The bacteria that causes staph infections, called staphylococci bacteria, lives safely on the skin surface of 20 to 30 percent of adults, reports Dr. Melissa Conrad Stöppler of MedicineNet.com. The bacteria remains harmless until it is able to seep into an open wound on the skin. Any injury or damage that punctures the skin makes it vulnerable to disease-threatening, infectious staphylococci bacteria. A variety of illnesses can be caused by more than 30 types of staph bacteria. Staphylococcus aureus, or S. aureus, is the specific type of bacteria that causes staph infections, which can turn into more serious illnesses and diseases beyond the initial skin irritation. Cellulitus is the medical name for the skin infection caused by Staphylococcus aureus.
Causes and Contagiousness
Staph infections are contracted from contact with the infected bacteria, which can be from other people, animals, and contaminated objects. This skin condition is extremely contagious, and microscopic-sized bacteria can be transferred with one simple touch. An infected person is sometimes unaware in the infections first stages, when the skin irritation appears minor, like a rash or an acne reaction. After the condition is diagnosed, all people exposed to the patient at least a week before the diagnoisis should carefully examine their skin for beginning signs of infection, and consult a doctor. Staph infections can worsen and become serious. Children often are culprits for spreading the infection, since they habitually touch their face and often put their fingers in their nose, where the infectious bacteria is common.

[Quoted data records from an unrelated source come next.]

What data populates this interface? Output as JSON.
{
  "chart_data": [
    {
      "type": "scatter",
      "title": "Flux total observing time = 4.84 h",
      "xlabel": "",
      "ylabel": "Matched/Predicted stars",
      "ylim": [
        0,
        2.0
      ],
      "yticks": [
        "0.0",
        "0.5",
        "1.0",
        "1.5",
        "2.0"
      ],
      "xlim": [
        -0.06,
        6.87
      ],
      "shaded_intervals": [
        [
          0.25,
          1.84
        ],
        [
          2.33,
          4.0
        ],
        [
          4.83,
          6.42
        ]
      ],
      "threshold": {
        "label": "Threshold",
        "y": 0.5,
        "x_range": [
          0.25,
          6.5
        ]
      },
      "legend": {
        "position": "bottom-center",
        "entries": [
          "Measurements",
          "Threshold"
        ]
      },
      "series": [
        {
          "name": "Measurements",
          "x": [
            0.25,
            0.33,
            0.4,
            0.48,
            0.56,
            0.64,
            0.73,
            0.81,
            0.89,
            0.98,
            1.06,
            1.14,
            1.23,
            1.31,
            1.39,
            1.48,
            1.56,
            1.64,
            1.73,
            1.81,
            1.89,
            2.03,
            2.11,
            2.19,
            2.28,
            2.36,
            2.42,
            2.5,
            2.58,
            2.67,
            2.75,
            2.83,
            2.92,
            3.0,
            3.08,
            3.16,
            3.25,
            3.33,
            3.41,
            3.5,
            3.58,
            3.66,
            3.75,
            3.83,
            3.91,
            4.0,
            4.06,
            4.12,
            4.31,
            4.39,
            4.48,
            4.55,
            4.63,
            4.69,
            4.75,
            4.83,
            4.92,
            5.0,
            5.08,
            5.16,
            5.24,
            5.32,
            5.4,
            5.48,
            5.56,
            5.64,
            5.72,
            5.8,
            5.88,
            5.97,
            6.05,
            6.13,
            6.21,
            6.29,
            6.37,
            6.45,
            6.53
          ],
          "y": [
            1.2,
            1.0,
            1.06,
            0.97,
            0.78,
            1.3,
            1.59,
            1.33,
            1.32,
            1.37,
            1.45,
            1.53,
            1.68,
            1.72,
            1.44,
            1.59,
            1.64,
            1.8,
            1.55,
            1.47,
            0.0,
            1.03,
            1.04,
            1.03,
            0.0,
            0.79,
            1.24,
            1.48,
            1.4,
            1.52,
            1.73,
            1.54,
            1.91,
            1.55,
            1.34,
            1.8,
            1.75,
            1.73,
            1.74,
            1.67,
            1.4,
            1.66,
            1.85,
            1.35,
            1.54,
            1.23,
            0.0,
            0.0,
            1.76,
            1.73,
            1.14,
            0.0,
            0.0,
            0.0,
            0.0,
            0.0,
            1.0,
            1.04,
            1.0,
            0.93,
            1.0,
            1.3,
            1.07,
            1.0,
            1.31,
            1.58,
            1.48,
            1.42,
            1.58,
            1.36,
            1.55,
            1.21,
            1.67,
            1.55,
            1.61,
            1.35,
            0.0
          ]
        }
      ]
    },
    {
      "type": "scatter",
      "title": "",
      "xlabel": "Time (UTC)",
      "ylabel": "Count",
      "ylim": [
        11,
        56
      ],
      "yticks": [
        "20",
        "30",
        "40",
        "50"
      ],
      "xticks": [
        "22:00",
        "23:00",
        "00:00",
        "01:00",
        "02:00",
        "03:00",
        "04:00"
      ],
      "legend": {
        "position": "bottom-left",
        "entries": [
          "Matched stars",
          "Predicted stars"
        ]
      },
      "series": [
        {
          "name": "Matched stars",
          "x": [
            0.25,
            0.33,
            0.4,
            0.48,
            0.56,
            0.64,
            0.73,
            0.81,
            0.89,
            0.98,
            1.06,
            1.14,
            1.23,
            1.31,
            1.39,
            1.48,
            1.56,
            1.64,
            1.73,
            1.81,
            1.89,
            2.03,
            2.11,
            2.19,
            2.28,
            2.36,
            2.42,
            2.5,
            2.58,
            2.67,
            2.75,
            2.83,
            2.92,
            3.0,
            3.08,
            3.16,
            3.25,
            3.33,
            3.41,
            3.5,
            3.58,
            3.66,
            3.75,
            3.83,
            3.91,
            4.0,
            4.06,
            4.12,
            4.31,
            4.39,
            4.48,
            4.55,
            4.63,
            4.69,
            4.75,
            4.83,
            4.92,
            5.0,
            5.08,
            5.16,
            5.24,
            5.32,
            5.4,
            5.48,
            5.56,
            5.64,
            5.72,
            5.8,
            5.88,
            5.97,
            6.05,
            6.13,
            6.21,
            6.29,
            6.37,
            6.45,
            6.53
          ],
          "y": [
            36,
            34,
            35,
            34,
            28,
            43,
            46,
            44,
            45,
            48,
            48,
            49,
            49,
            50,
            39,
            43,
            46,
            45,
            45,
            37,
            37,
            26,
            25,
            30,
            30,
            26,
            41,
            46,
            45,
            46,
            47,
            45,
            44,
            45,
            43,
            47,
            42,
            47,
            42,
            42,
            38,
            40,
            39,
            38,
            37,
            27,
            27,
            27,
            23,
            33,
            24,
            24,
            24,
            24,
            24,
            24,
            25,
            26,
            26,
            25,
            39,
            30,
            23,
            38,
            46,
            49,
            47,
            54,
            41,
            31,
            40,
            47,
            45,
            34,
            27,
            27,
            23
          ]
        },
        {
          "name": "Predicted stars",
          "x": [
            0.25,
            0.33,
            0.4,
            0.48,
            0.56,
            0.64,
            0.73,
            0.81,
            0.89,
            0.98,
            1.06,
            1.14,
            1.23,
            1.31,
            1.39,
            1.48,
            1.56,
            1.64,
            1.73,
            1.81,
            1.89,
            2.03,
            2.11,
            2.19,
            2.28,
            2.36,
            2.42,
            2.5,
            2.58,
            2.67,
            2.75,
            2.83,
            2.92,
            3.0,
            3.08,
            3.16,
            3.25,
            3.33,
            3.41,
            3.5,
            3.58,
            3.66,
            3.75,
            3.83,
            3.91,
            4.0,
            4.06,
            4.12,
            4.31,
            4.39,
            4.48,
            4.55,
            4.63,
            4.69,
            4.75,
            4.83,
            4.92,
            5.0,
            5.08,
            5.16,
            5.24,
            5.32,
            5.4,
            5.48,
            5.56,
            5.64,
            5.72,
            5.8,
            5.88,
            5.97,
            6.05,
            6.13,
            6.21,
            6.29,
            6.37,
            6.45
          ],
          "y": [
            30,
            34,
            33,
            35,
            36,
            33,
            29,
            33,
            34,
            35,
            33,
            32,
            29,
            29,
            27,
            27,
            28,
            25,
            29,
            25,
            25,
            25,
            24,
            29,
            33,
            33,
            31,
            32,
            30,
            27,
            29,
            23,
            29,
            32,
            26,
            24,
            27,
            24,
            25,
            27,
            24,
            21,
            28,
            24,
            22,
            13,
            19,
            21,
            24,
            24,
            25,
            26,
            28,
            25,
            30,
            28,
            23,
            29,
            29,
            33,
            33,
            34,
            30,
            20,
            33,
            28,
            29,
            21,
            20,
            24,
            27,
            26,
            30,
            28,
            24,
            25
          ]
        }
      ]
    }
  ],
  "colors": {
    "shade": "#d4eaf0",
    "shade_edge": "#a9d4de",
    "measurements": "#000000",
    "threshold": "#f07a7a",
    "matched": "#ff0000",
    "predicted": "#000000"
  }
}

People Prone to Staph Infections
Staph infections can be obtained by anyone, children or adult. Certain health conditions cause people to be more prone to infections, however. Weak immune systems, and skin conditions such as eczema make people more vulnerable to infection. Diabetes also weakens protection from bacterial infection. Breastfeeding mothers and newborn babies are also at a higher risk for contracting staph infections.
Diagnosis After Exposure
Cultures or blood samples instantly identify the bacteria of a staph infection. Doctors prescribe antibiotics, and provide patients with antiseptic topical creams upon diagnosis. Regardless of how quickly the infection's visibility seems to diminish, the patient must never assume that the infectious bacteria is gone until confirmed by the doctor. It is crucial the treated area remain as clean and dry as possible at all times. Drainage that occurs before and during treatment can easily spread the bacteria to bed linens and clothes, which must all be washed and disinfected. If a patient is not found to have a staph infection, but lives in the presence of an infected person, there are crucial preventative methods that must be followed (listed below).
Proper hygiene is the most effective way to avoid staph infection. Do not share clothes or linens if living in a multi-person environment. Use caution with any cuts or open wounds, regardless of size, keeping them clean, applying anti-bacterial ointments, and covering them with bandages. Keep the feet covered when walking on the ground of public facilities, such as pool areas and gyms, where bacteria grows and spreads easily. Do not share sports equipment, makeup, toiletries, or razors. Be sure that children are not sharing toys or picking their noses. Sneeze into tissues when possible.